仕事をあきらめたくないという気持ちも…
いっぽう、出生率アップに成功した国がある。
ハンガリーでは、2015年から新婚カップルへの税額控除を導入したのに加え、妻が妊娠すると妊娠91日目から給付金が出る。
さらに、4人出産した女性は所得税が生涯ゼロになるほか、30歳未満の子持ち既婚者の学費は無償、住宅助成金も潤沢だ。これにより、2010年から約10年で婚姻数は2倍近くに、1.25だった出生率は1.59ポイントまで改善した。
「日本では出産に適した年齢とされる20〜30代の女性が減ってきているので、せめて出生率を上げるしかない。そのために、日本が取り組むべき点として、まずは、男性が家事・育児に積極的に参加することがあげられます。
ある国際データで、男性が家事・育児に参加する国ほど、出生率が高いことがわかっています。国内でも、父親が家事・育児に積極的な家庭ほど2人目が生まれやすい」(前出・山口氏)
いくら可愛い子どもでも、「ワンオペだからこれ以上は無理……」という母親は多いという。また、夫の会社に育休制度はあっても“取りづらい”人もいる。
「日本はほかの先進国と比較しても、育児休暇の制度自体は整ってきています。しかし、『実際には取りづらい』というのが最大の障壁だと思います。
そこで、企業のトップ、部下を持つ上層部には育休取得を奨励してほしい。育休を取りやすい雰囲気をつくることは、優秀な人材を惹きつける(企業の)魅力にもなる。幹部が意識的に育休を勧める企業が、もっと増えてほしい」(前出・山口氏)
現代の女性は働き方にも、苦慮している人もいる。3歳と5歳の子どもを育てながらIT関連企業に勤めるKさん(30代)はいう。
「子どもとの時間を大切にしたい一方で、仕事をあきらめたくないという気持ちがあります。今は、会社の理解があり、在宅勤務をメインでなんとか両立をしています」
女性にとって、出産をすることはキャリアをあきらめることにつながることもある。出産とキャリアを天秤にかけ、出産自体をあきらめた人や「あと一人ほしい」を踏みとどまった女性もいる。
前出の山口氏はいう。
「キャリアを積む上で大事な年齢と、子どもを産み育てるのに適した年齢が重なっている。今後、『キャリアを積んでから子どもをもうける』という認識を改める必要があるのでは。

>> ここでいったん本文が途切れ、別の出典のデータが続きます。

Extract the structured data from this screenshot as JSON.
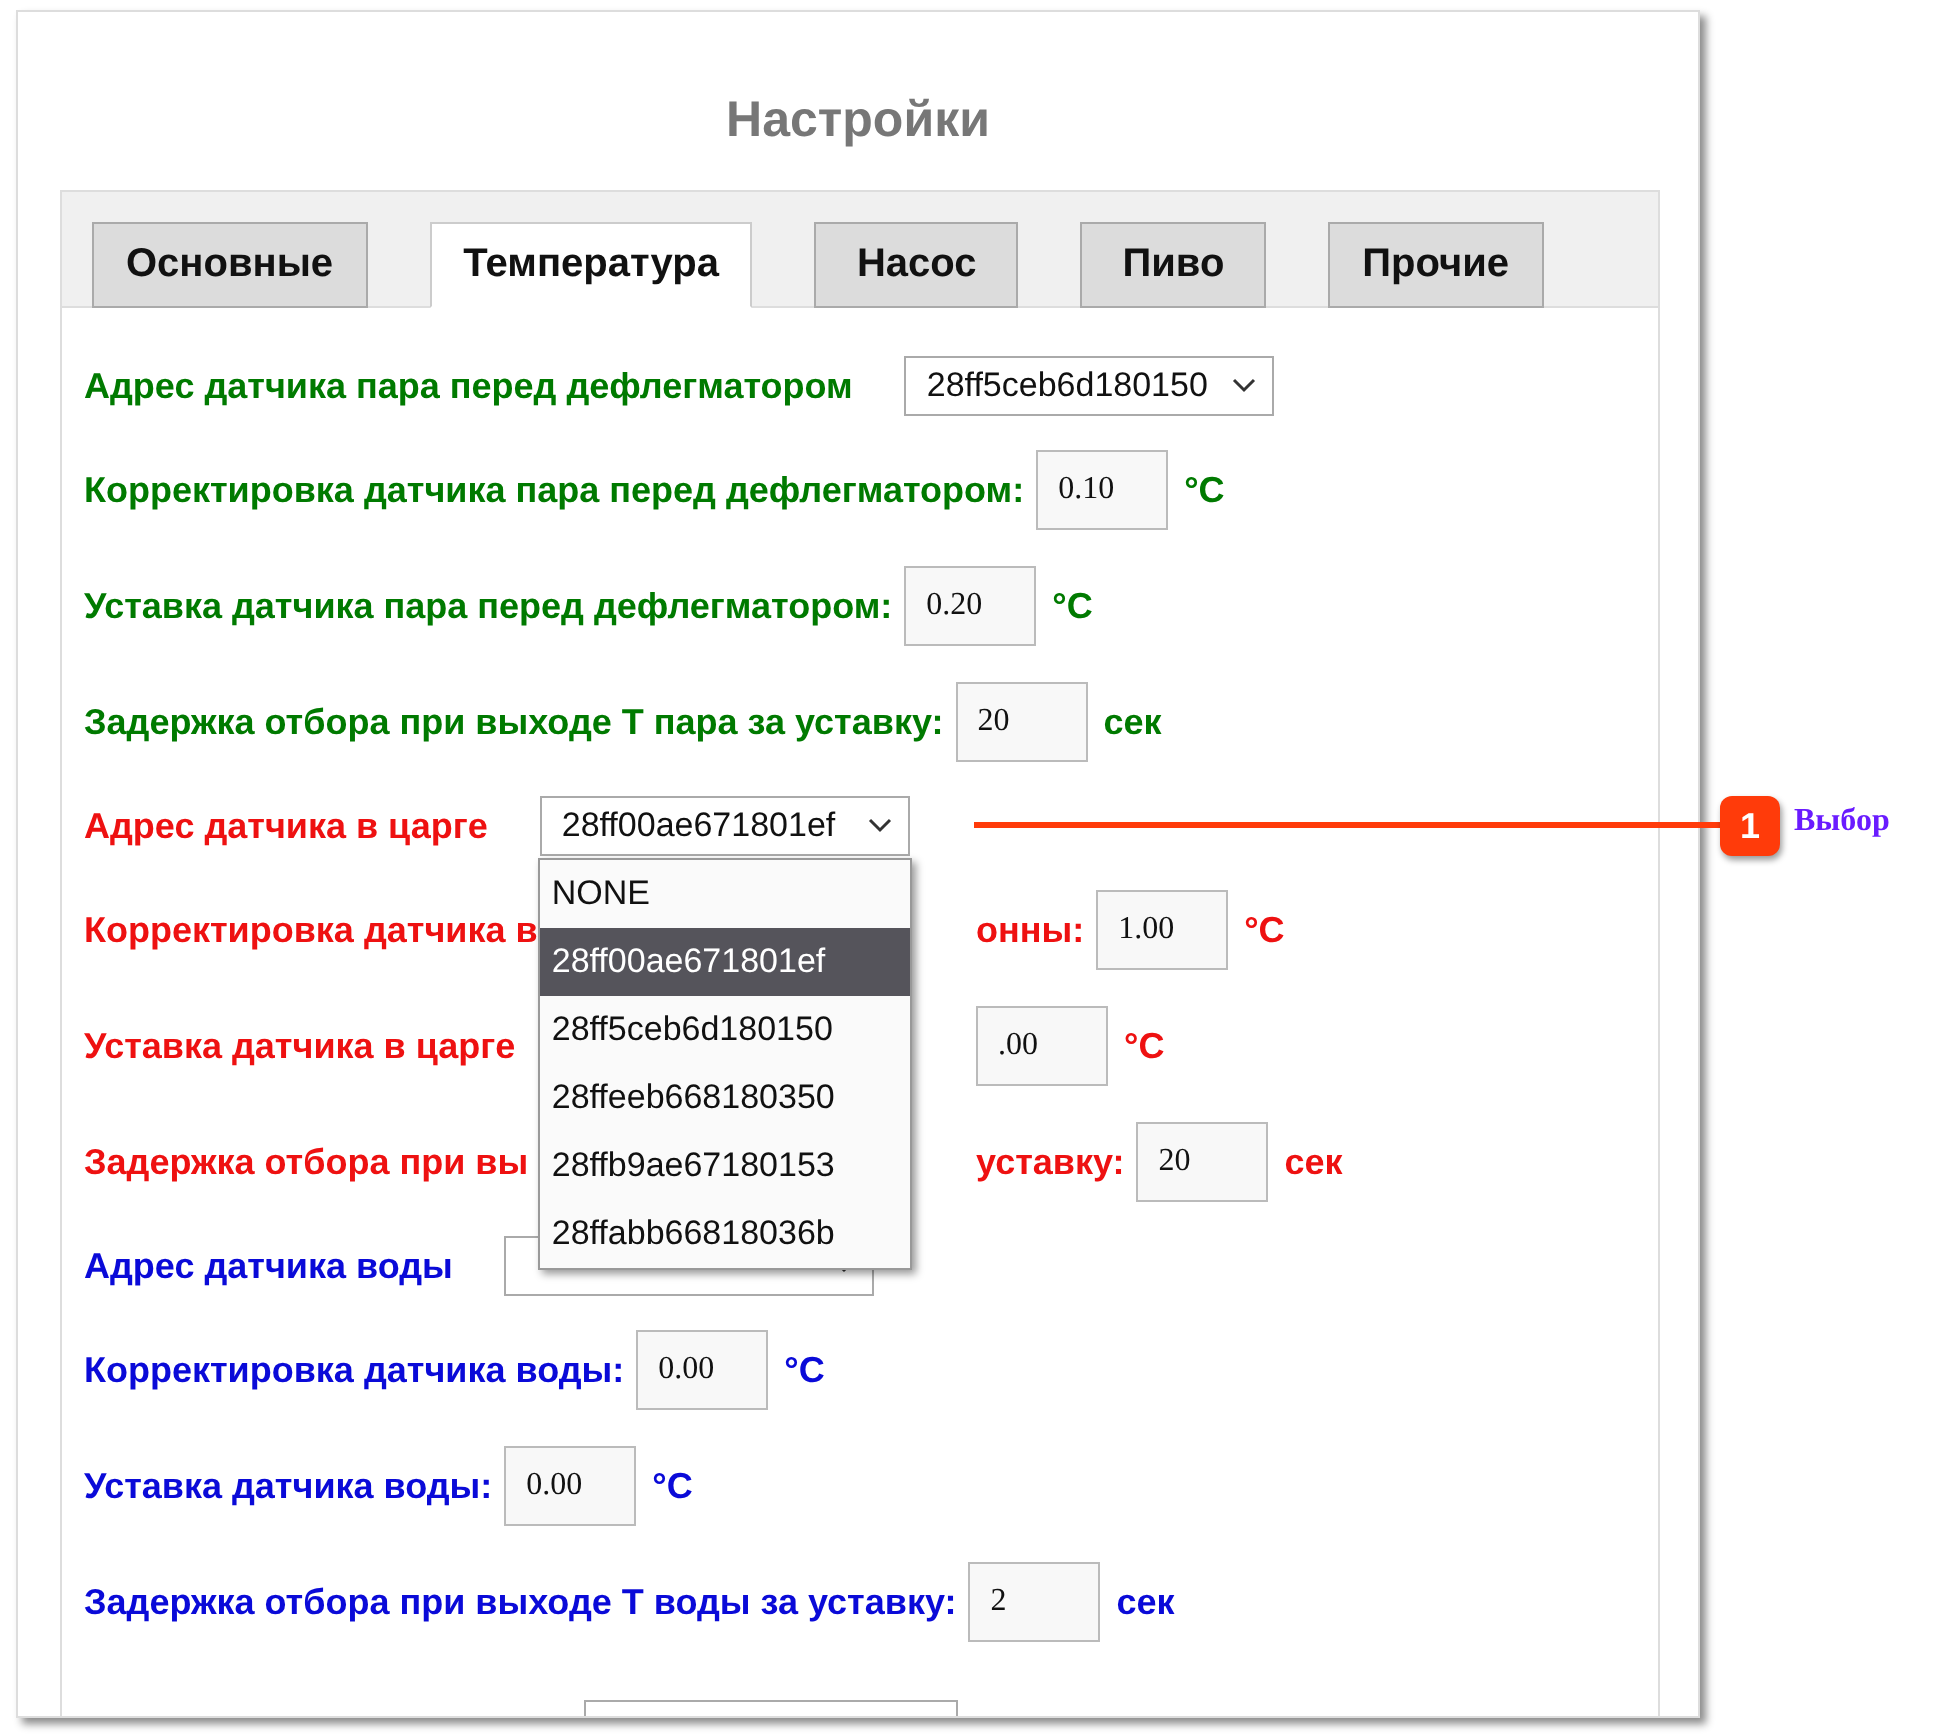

男性ですが、大学院に通いながら同年代の女性と結婚し、20代半ばで第一子をもうけた教え子がいます。子どもを持ち、育てながらキャリアの重要な時期を迎えていく。こういう新たなロールモデルを社会のなかで増やしていかねばなりません。
こうした生き方の広がりに、従来の企業の仕組みや社会制度が対応しきれていないのが現状です。ここから手探りで検証しながら、多様なライフコースを支える仕組みを社会全体に根付かせていくこと。それが、子どもを持ちたいと願う人が希望するタイミングで安心して家庭を築く環境づくりにつながり、結果として少子化対策に寄与するのだと思います」
日本は、女性が産み育てやすい社会をつくっていけるのだろうか。